There has been an alarming increase in anti-Christian violence with attacks on churches, Christian homes and businesses without any apparent provocation. In Egypt, the minority Coptic Christian community is living in fear after a series of attacks allegedly by Muslim Brotherhood supporters. Hundreds of churches and other properties belonging to Christians have been destroyed or looted apparently because the Coptic Pope Tawadros II spoke in support of military rulers. In Syria, Christians have been attacked by anti-Assad forces who accuse them of supporting his regime.

Christians all over West Asia feel insecure and there is a climate of fear. There are reports of large-scale “Christian flight” from the region with almost one-third of Christians having fled Syria alone, it is claimed. The Christians being targeted are not western expats; they do not represent western interests. Not that it would have made attacks on them any more legitimate. They are historically settled communities — as Arab as any Muslim Arab in terms of their historical roots in the region. Understandably, there is deep concern about the future of Christianity in the land of its birth.

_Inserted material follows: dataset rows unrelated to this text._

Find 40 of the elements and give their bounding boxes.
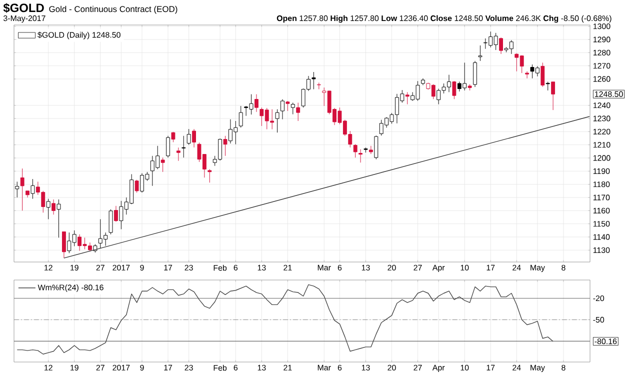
candlestick <box>478 45 482 62</box>
candlestick <box>499 37 503 54</box>
candlestick <box>208 168 212 183</box>
candlestick <box>540 62 545 88</box>
candlestick <box>186 128 191 146</box>
candlestick <box>353 144 358 158</box>
candlestick <box>296 102 300 122</box>
candlestick <box>374 135 378 160</box>
candlestick <box>15 181 20 198</box>
candlestick <box>46 198 50 220</box>
candlestick <box>358 149 363 163</box>
candlestick <box>62 231 66 258</box>
candlestick <box>114 206 118 222</box>
candlestick <box>405 92 410 105</box>
candlestick <box>238 106 243 128</box>
candlestick <box>192 128 196 148</box>
candlestick <box>56 199 61 238</box>
candlestick <box>525 71 530 79</box>
candlestick <box>20 168 24 211</box>
candlestick <box>166 136 170 158</box>
candlestick <box>275 109 280 133</box>
candlestick <box>160 157 165 172</box>
chart-subtitle: Gold - Continuous Contract (EOD) <box>49 6 178 14</box>
candlestick <box>108 209 113 235</box>
candlestick <box>280 99 284 120</box>
candlestick <box>551 82 556 110</box>
candlestick <box>176 147 180 162</box>
candlestick <box>254 94 258 112</box>
candlestick <box>368 146 373 154</box>
candlestick <box>290 102 295 115</box>
chart-title: $GOLD <box>3 3 44 13</box>
candlestick <box>182 136 186 158</box>
candlestick <box>30 178 35 200</box>
candlestick <box>52 199 56 215</box>
candlestick <box>473 60 477 88</box>
candlestick <box>223 136 228 156</box>
candlestick <box>452 80 456 100</box>
candlestick <box>286 100 290 112</box>
candlestick <box>134 180 139 193</box>
candlestick <box>546 81 550 91</box>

Prince Charles, one of the few high-profile friends of Muslims in the West and who has done a lot of work to promote Muslim-Christian dialogue, has voiced his dismay. He told an interfaith audience in London recently that he had spent 20 years trying “to build bridges between Islam and Christianity to dispel ignorance and misunderstanding.” But these bridges were now “rapidly being deliberately destroyed by those with a vested interest in doing so.”

He urged Muslims, Jews and Christians to unite in “outrage” against the turn of events in the region.

Beyond the disappointments of the false Arab dawn, however, is the broader question of the existential crisis facing Islam in the land of its birth. Given its regressive trajectory, liberal Muslims, especially, will be right to worry about the shape in which Islam emerges from this crisis. It doesn’t look good.